As someone whose overarching goal as an educationalist has been to occupy that space bounded by the vertices of policy, research and practice, my enduring view of debates on the curriculum is that they have been far too restrictive.
I believe that any view of the curriculum must accommodate both the development of student autonomy and learning skills, together with a view on how both content and skills are acquired through what is termed the instructional core. When I was in Government in the second New Labour term, we used the phrase ‘Personalised Learning’ to describe this approach to the curriculum.[1]
What does it mean to be educated?
One way of both pinpointing the curriculum issue and drawing the argument together is to pose the question ‘What does it mean to be educated?’ at any particular phase of education.

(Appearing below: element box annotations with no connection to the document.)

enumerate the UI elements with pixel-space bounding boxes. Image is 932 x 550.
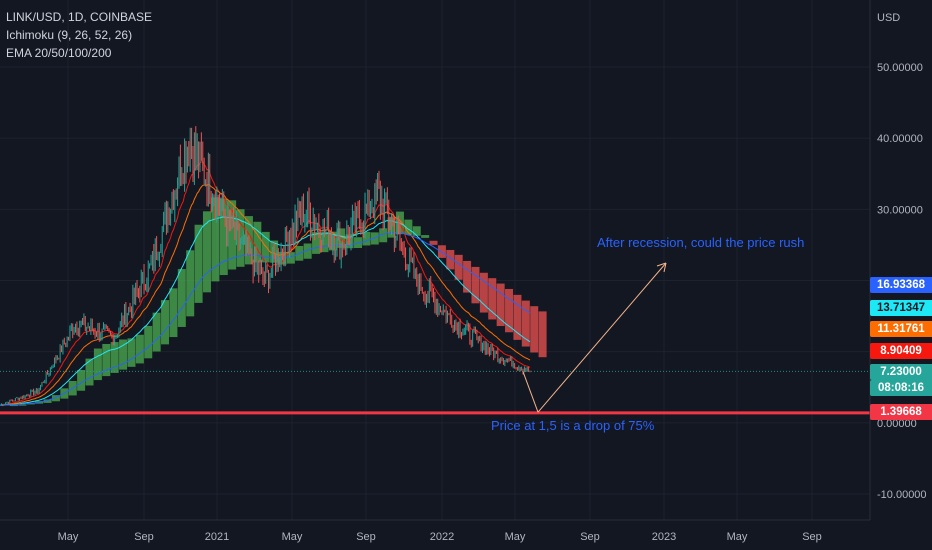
annotation-recession[interactable]: After recession, could the price rush xyxy=(597,235,804,250)
cloud-segment xyxy=(261,231,270,263)
cloud-segment xyxy=(379,228,388,243)
ema-line-3 xyxy=(0,231,531,406)
cloud-segment xyxy=(471,266,480,304)
cloud-segment xyxy=(119,339,128,370)
cloud-segment xyxy=(211,197,220,282)
cloud-segment xyxy=(85,358,94,386)
annotation-drop[interactable]: Price at 1,5 is a drop of 75% xyxy=(491,418,655,433)
cloud-segment xyxy=(404,219,413,235)
cloud-segment xyxy=(93,348,102,381)
cloud-segment xyxy=(51,395,60,402)
cloud-segment xyxy=(479,272,488,313)
cloud-segment xyxy=(228,200,237,270)
x-tick-label: Sep xyxy=(134,531,154,543)
x-tick-label: May xyxy=(282,531,303,543)
cloud-segment xyxy=(488,278,497,320)
cloud-segment xyxy=(446,249,455,270)
cloud-segment xyxy=(312,232,321,254)
grid-lines xyxy=(0,0,870,520)
ema-line-2 xyxy=(0,216,531,406)
ichimoku-cloud xyxy=(10,197,547,407)
chart-legend: LINK/USD, 1D, COINBASE Ichimoku (9, 26, … xyxy=(6,8,152,62)
cloud-segment xyxy=(521,300,530,347)
ema-lines xyxy=(0,161,531,406)
cloud-segment xyxy=(437,245,446,258)
price-series xyxy=(0,126,531,407)
cloud-segment xyxy=(18,404,27,406)
cloud-segment xyxy=(161,300,170,345)
x-tick-label: Sep xyxy=(356,531,376,543)
cloud-segment xyxy=(43,399,52,403)
cloud-segment xyxy=(303,243,312,259)
x-tick-label: May xyxy=(505,531,526,543)
cloud-segment xyxy=(421,235,430,238)
symbol-title[interactable]: LINK/USD, 1D, COINBASE xyxy=(6,10,153,24)
x-tick-label: May xyxy=(727,531,748,543)
ema-label[interactable]: EMA 20/50/100/200 xyxy=(6,46,112,60)
cloud-segment xyxy=(253,221,262,263)
cloud-segment xyxy=(127,338,136,367)
cloud-segment xyxy=(463,260,472,293)
x-tick-label: May xyxy=(58,531,79,543)
cloud-segment xyxy=(10,405,18,407)
x-tick-label: 2023 xyxy=(652,531,676,543)
cloud-segment xyxy=(530,306,539,353)
price-tag: 1.39668 xyxy=(870,404,932,420)
ichimoku-label[interactable]: Ichimoku (9, 26, 52, 26) xyxy=(6,28,133,42)
cloud-segment xyxy=(505,288,514,333)
ema-line-0 xyxy=(0,161,531,406)
drop-arrow-line[interactable] xyxy=(522,371,539,413)
cloud-segment xyxy=(320,232,329,253)
cloud-segment xyxy=(194,224,203,303)
cloud-segment xyxy=(219,198,228,276)
cloud-segment xyxy=(362,231,371,246)
rush-arrow-head[interactable] xyxy=(656,262,667,273)
x-tick-label: 2022 xyxy=(430,531,454,543)
annotation-arrows[interactable] xyxy=(522,262,667,413)
y-tick-label: 0.00000 xyxy=(877,418,917,430)
cloud-segment xyxy=(538,311,547,358)
cloud-segment xyxy=(202,211,211,293)
price-tag: 16.93368 xyxy=(870,277,932,293)
x-tick-label: Sep xyxy=(802,531,822,543)
cloud-segment xyxy=(454,254,463,280)
ema-line-1 xyxy=(0,183,531,406)
y-tick-label: 30.00000 xyxy=(877,204,923,216)
x-tick-label: 2021 xyxy=(205,531,229,543)
cloud-segment xyxy=(144,325,153,359)
cloud-segment xyxy=(77,369,86,391)
rush-arrow-line[interactable] xyxy=(537,262,667,413)
price-tag: 13.71347 xyxy=(870,300,932,316)
cloud-segment xyxy=(496,283,505,327)
cloud-segment xyxy=(186,250,195,317)
y-tick-label: 40.00000 xyxy=(877,133,923,145)
horizontal-lines[interactable] xyxy=(0,370,870,415)
y-tick-label: 50.00000 xyxy=(877,62,923,74)
cloud-segment xyxy=(370,232,379,245)
x-tick-label: Sep xyxy=(580,531,600,543)
cloud-segment xyxy=(102,343,111,377)
cloud-segment xyxy=(152,312,161,352)
price-tag: 11.31761 xyxy=(870,321,932,337)
cloud-segment xyxy=(169,288,178,338)
cloud-segment xyxy=(286,252,295,264)
price-tag: 08:08:16 xyxy=(870,380,932,396)
cloud-segment xyxy=(412,226,421,236)
cloud-segment xyxy=(337,228,346,248)
price-tag: 8.90409 xyxy=(870,343,932,359)
price-tag: 7.23000 xyxy=(870,364,932,380)
cloud-segment xyxy=(110,342,119,373)
y-tick-label: -10.00000 xyxy=(877,489,927,501)
cloud-segment xyxy=(177,269,186,327)
cloud-segment xyxy=(429,240,438,245)
cloud-segment xyxy=(135,334,144,364)
currency-label: USD xyxy=(877,12,900,24)
cloud-segment xyxy=(513,294,522,340)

Being educated at any phase of learning has four central elements:[2]
- a breadth of knowledge gained from a curricula entitlement;
- a range of skills on a developmental continuum that reflects increasing depth at ages 7, 11, 14, 16 and, in many cases, 18;
- a range of learning experiences; and
- a set of key products, projects or artefacts.
It also means that students are sufficiently articulate to:
- sustain employability through basic skills;
- apply their knowledge and skills in different contexts;
- choose from and learn in a range of post-14 study (assuming an entitlement curriculum up until then);
- draw on wider experiences to inform further learning and choice.
Personalised curriculum at all stages of education
Most National Curricula do not meet these desiderata. Although the following proposals were originally based on my original work on the Key Stage 3 (11-14) curriculum in England, they represent a broader attempt to imagine a structure that enables schools and teachers to personalise the curriculum across all stages of education.